Store access credentials on the Data Science Virtual Machine securely

A common challenge when building cloud applications is how to manage the credentials that need to be in your code for authenticating to cloud services. Keeping these credentials secure is an important task. Ideally, they never appear on developer workstations or get checked into source control.

Managed Service Identity (MSI) makes solving this problem simpler by giving Azure services an automatically managed identity in Azure Active Directory (Azure AD). You can use this identity to authenticate to any service that supports Azure AD authentication, without having any credentials in your code. One common pattern to secure credentials is to use MSI is in combination with the Azure Keyvault, a managed Azure service to store secrets and cryptographic keys securely. You can access Key vault using the managed service identity and retrieve the authorized secrets and cryptographic keys from the Key Vault.

The MSI and Key Vault documentation is a comprehensive resource for in-depth information on these services. The rest of this article is a basic primer showing the basic use of MSI and Key Vault on the Data Science Virtual Machine (DSVM).

Walkthrough of using MSI to securely access Azure resources

1. Create MSI on the DSVM

# Pre-requisites: You have already created a Data Science VM in the usual way

# Create identity principal for the VM
az vm assign-identity -g <Resource Group Name> -n <Name of the VM>
# Get the principal id of the DSVM
az resource list -n <Name of the VM> --query [*].identity.principalId --out tsv

2. Assign Keyvault access permission to VM principal

# Pre-requisites: You have already create an empty Key Vault resource on Azure using Portal or Azure CLI 

# Assign only get and set permission but not the capability to list the keys
az keyvault set-policy --object-id <PrincipalID of the DSVM from previous step> --name <Key Vault Name> -g <Resource Group of Key Vault>  --secret-permissions get set

3. Access a secret in the Keyvault from the DSVM

# Get the access token for VM
x=`curl http://localhost:50342/oauth2/token --data "resource=https://vault.azure.net" -H Metadata:true`
token=`echo $x | python -c "import sys, json; print(json.load(sys.stdin)['access_token'])"`

# Access Keyvault using access token. 
curl https://<Vault Name>.vault.azure.net/secrets/SQLPasswd?api-version=2016-10-01 -H "Authorization: Bearer $token"

4. Access storage keys from the DSVM

# Pre-requisites: You have granted your VM's MSI access to use storage account access keys based on instruction from this article:https://docs.microsoft.com/azure/active-directory/managed-service-identity/tutorial-linux-vm-access-storage that describes this process in more detail.

y=`curl http://localhost:50342/oauth2/token --data "resource=https://management.azure.com/" -H Metadata:true`
ytoken=`echo $y | python -c "import sys, json; print(json.load(sys.stdin)['access_token'])"`
curl https://management.azure.com/subscriptions/<SubscriptionID>/resourceGroups/<ResourceGroup of Storage account>/providers/Microsoft.Storage/storageAccounts/<Storage Account Name>/listKeys?api-version=2016-12-01 --request POST -d "" -H "Authorization: Bearer $ytoken"

#Now you can access the data in the storage account from the retrieved Storage account keys

5. Access Keyvault from Python

from azure.keyvault import KeyVaultClient
from msrestazure.azure_active_directory import MSIAuthentication

"""MSI Authentication example."""

# Get credentials
credentials = MSIAuthentication(
    resource='https://vault.azure.net'
)

# Create a KeyVault client
key_vault_client = KeyVaultClient(
credentials
)

key_vault_uri = "https://<key Vault Name>.vault.azure.net/"

secret = key_vault_client.get_secret(
key_vault_uri,  # Your KeyVault URL
"SQLPasswd",       # Name of your secret that already exists in the Key Vault
""              # The version of the secret.

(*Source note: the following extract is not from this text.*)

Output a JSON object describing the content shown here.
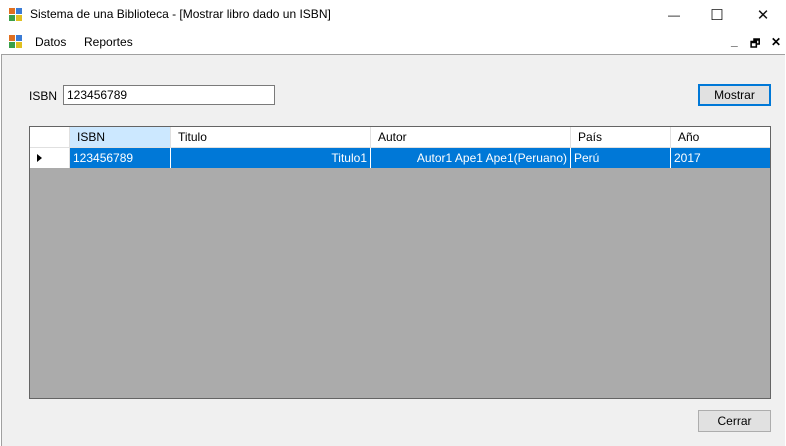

Empty string for latest
)
print("My secret value is {}".format(secret.value))

6. Azure CLI access from VM

# With a Managed Service Identity setup on the DSVM, users on the DSVM can execute Azure CLI to perform the authorized functions. Here are commands to access Key Vault from a Azure CLI without having to login to an Azure account. 
# Pre-requisites: MSI is already setup on the DSVM as indicated earlier and specific permission like accessing storage account keys, reading specific secrets and writing new secrets is provided to the MSI . 

# Authenticate to Azure CLI without requiring an Azure Account. 
az login --msi

# Retrieve a secret from Key Vault. 
az keyvault secret show --vault-name <Vault Name> --name SQLPasswd

# Create a new Secret in Key Vault
az keyvault secret set --name MySecret --vault-name <Vault Name> --value "Helloworld"

# List Storage Account Access Keys
az storage account keys list -g <Storage Account Resource Group> -n <Storage Account Name>